Local Government Investment Pools (LGIPs)
Local Government Investment Pools (LGIPs) are the third type of municipal fund security under MSRB Rule D-12, alongside 529 plans and ABLE accounts. Unlike those programs, LGIPs serve government entities rather than individual investors.
What Is an LGIP?
- A pooled investment vehicle for local government entities such as cities, counties, school districts, and state agencies
- Allows smaller government entities to pool their cash reserves together for better investment returns and professional management
- Operates similarly to a money market fund in structure and objectives
- Managed by the state treasurer or a designated administrator
Think of it this way: A small town might have $2 million in cash reserves. On its own, it cannot hire a professional portfolio manager or access institutional-grade investments. An LGIP lets that town pool its money with dozens of other municipalities, giving everyone access to better returns and lower costs.
Key Characteristics
| Feature | Details |
|---|---|
| Investors | Government entities only (NOT available to individual retail investors) |
| Purpose | Short-term cash management for public funds |
| Structure | Trust or pooled fund (shares or units) |
| Management | State treasurer or designated administrator |
| SEC registration | Exempt (government securities exclusion) |
| MSRB classification | Municipal fund security under Rule D-12 |
Exam Tip: Gotchas
- LGIPs are for government entities only. Individual retail investors cannot participate, even though LGIPs function like money market funds.

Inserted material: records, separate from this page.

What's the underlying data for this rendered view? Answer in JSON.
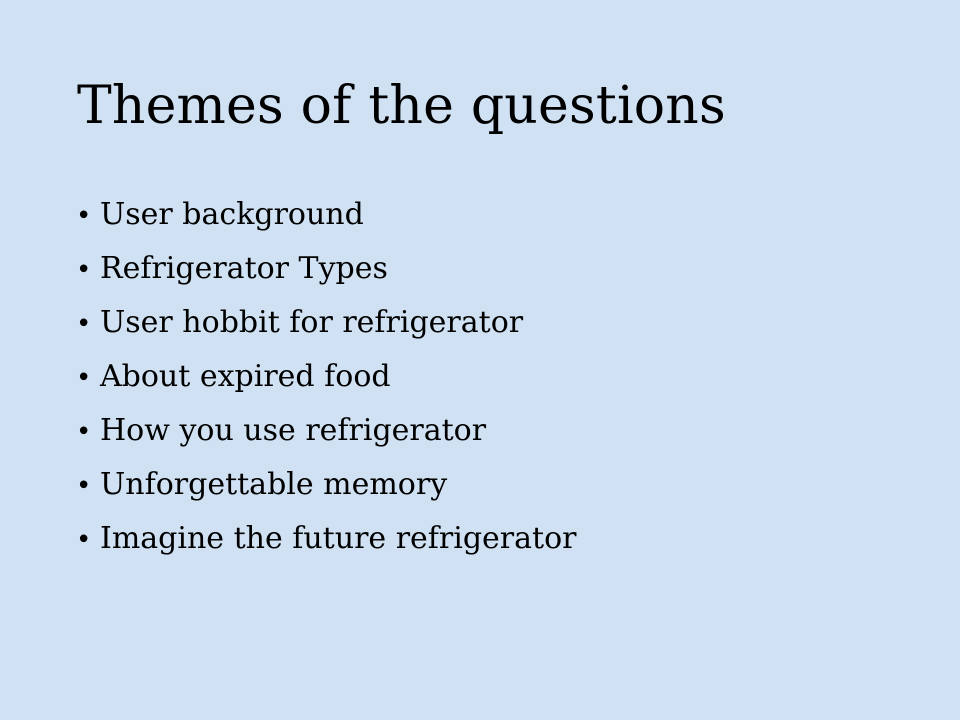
{
  "slide": {
    "title": "Themes of the questions",
    "bullet_mark": "•",
    "items": [
      {
        "label": "User background"
      },
      {
        "label": "Refrigerator Types"
      },
      {
        "label": "User hobbit for refrigerator"
      },
      {
        "label": "About expired food"
      },
      {
        "label": "How you use refrigerator"
      },
      {
        "label": "Unforgettable memory"
      },
      {
        "label": "Imagine the future refrigerator"
      }
    ]
  },
  "colors": {
    "background": "#cfe1f2",
    "text": "#000000"
  }
}
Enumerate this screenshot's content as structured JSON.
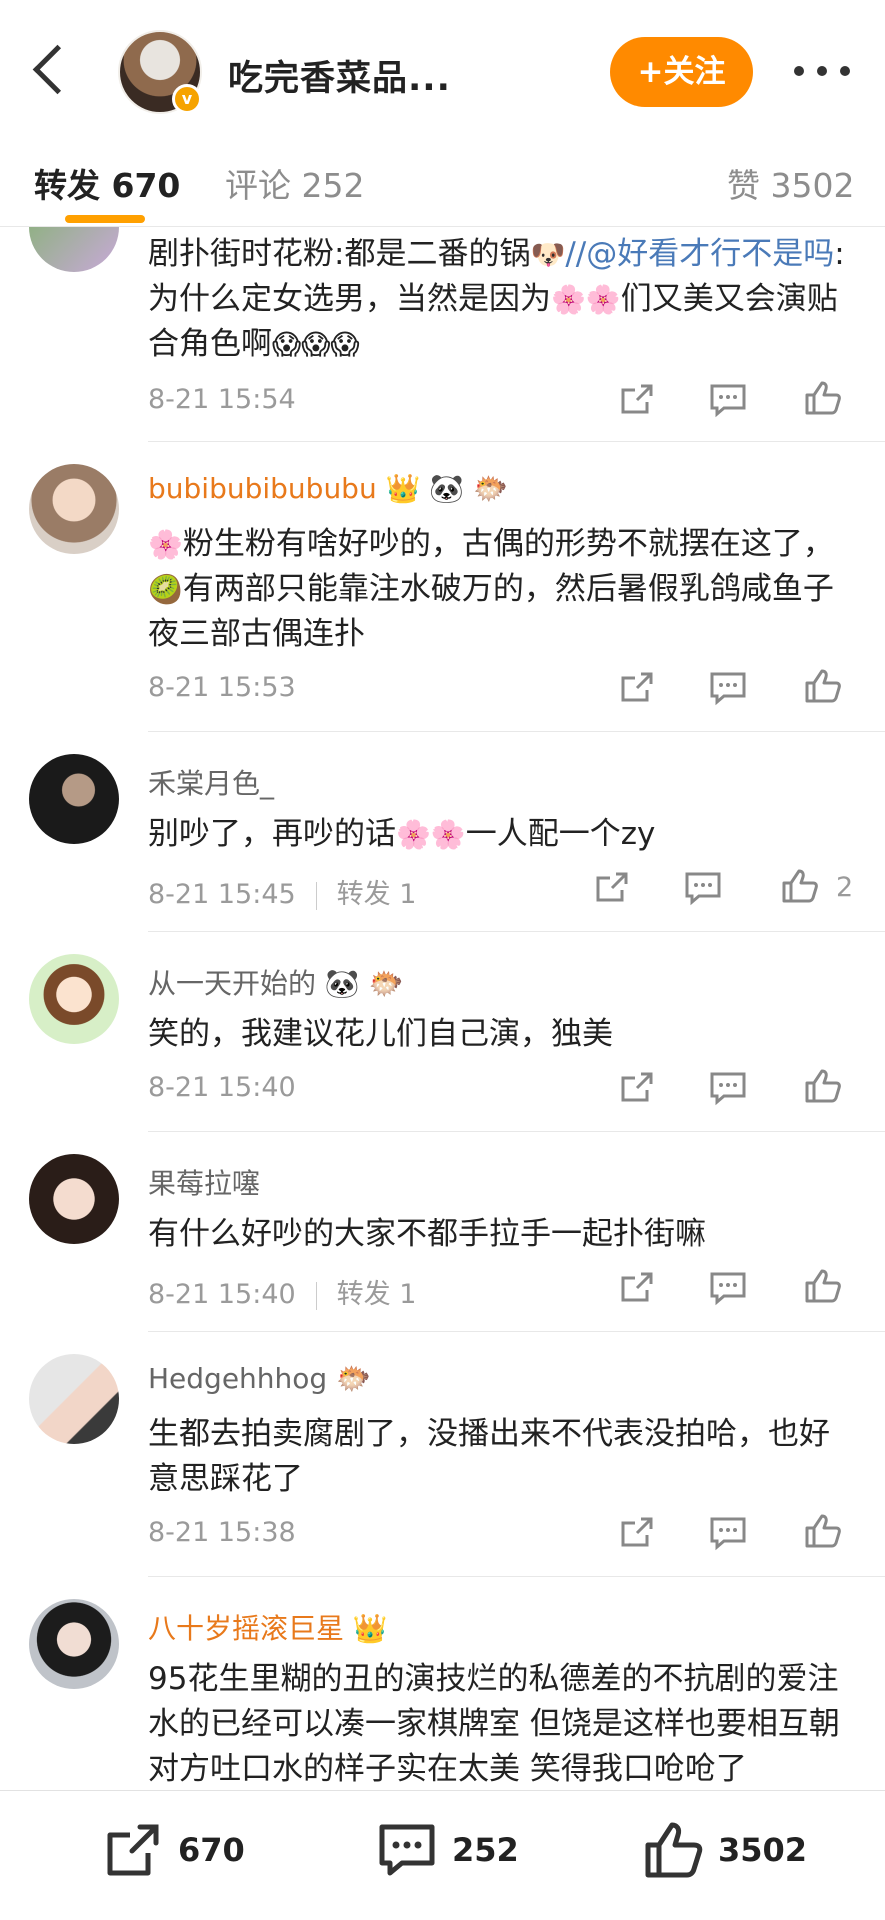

- LGIPs are NOT registered with the SEC. They qualify for a government securities exclusion, despite operating similarly to SEC-registered money market funds.
Types of LGIPs
LGIPs typically fall into two categories:
| Type | NAV | Similar To | Risk Level |
|---|---|---|---|
| Stable NAV | Aims to maintain $1.00 per share | Money market mutual fund | Lower |
| Variable NAV | Fluctuates with market | Short-term bond fund | Higher (longer maturities) |
Exam Tip: Gotchas
- "Stable NAV" does NOT mean guaranteed. A stable NAV LGIP aims to maintain $1.00 per share, but this is not backed by FDIC insurance or any guarantee. The value could still fluctuate.
Typical LGIP Investments
LGIPs invest in high-quality, short-term instruments designed to preserve capital:
- U.S. government obligations and agency securities
- Certificates of deposit from domestic banks
- Commercial paper
- Corporate notes
- Money market mutual funds (SEC-registered)
- Municipal obligations from state and local governments
How LGIPs Differ from 529 Plans
Both LGIPs and 529 plans are classified as municipal fund securities under MSRB Rule D-12, but they serve very different purposes.
| Feature | LGIP | 529 Plan |
|---|---|---|
| Available to | Government entities only | Individual investors |
| Purpose | Cash management | Education savings |
| Tax advantages | N/A (government funds are tax-exempt) | Tax-free growth and withdrawals |
| Investment horizon | Short-term | Long-term |
| MSRB classification | Municipal fund security under Rule D-12 | Municipal fund security under Rule D-12 |
Exam Tip: Gotchas
- All three municipal fund securities share the same MSRB Rule D-12 classification: 529 plans, ABLE accounts, and LGIPs. The exam may test whether you know that LGIPs belong in the same regulatory category despite serving a completely different audience (governments vs. individuals).